Brüssel/Wien. „Rechtzeitig für den Sommer!“, jubelte Ursula von der Leyen am 1. Juli via Twitter. „Das EU-Covid-Zertifikat ist nun einsatzbereit. Holen Sie sich Ihres, um Ihre Reisen innerhalb der EU zu erleichtern. Europa sperrt wieder auf!“ Drei Wochen nach dieser Frohbotschaft der Präsidentin der Europäischen Kommission muss man feststellen: das Zertifikat funktioniert technisch – aber es trägt kaum dazu bei, die rasante Verbreitung der erstmals in Indien aufgetretenen Delta-Variante des Coronavirus zu bremsen.

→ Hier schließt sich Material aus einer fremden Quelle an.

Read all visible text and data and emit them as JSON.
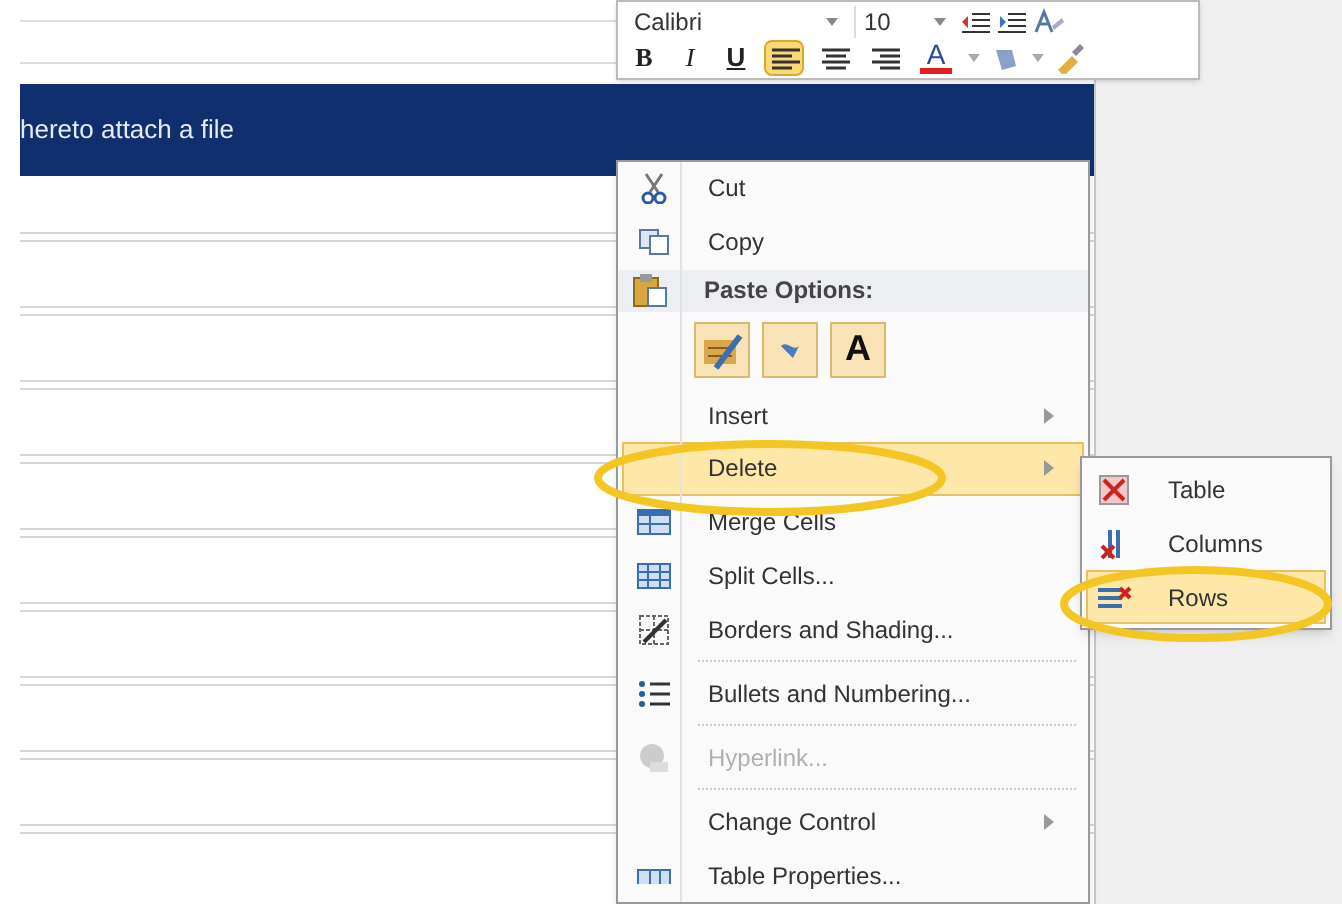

Denn vielerorts wird es schlichtweg nicht kontrolliert – allen voran auf dem Flughafen von Brüssel, zehn Kilometer vom Sitz der Kommission entfernt.
Fliegen ohne 3-G-Nachweis
Ein Lokalaugenschein der „Presse“ am Mittwoch ergab beispielsweise, dass sämtliche Flüge der polnischen staatlichen Linie LOT ohne Kontrolle des Zertifikats beim Einchecken abheben. „Wir prüfen nur, was die jeweilige Fluglinie uns aufträgt. Und das hängt davon ab, was das jeweilige Zielland verlangt“, sagte die Mitarbeiterin am Check-in-Schalter auf die Frage, ob sie das Covid-Zertifikat sehen wolle. Sie sei selbst darüber verwundert. Auch bei der Sicherheitskontrolle oder am Flugsteig gibt es keine Kontrolle. Somit kann man von Belgien nach Polen fliegen, ohne nachweislich geimpft, getestet oder genesen (3-G) zu sein – und das, obwohl Polen offiziell den Vorweis des Zertifikats vor der Einreise verlangt. Das betrifft übrigens auch zahlreiche andere Zielorte außerhalb Polens. LOT bietet von Brüssel beispielsweise Flüge nach Estland, Bulgarien, ins Baltikum oder Griechenland an, mit Umstieg in Warschau. Somit ist es möglich, dass ungeprüfte Covid-Erkrankte ihre Infektion quer durch Europa schleppen.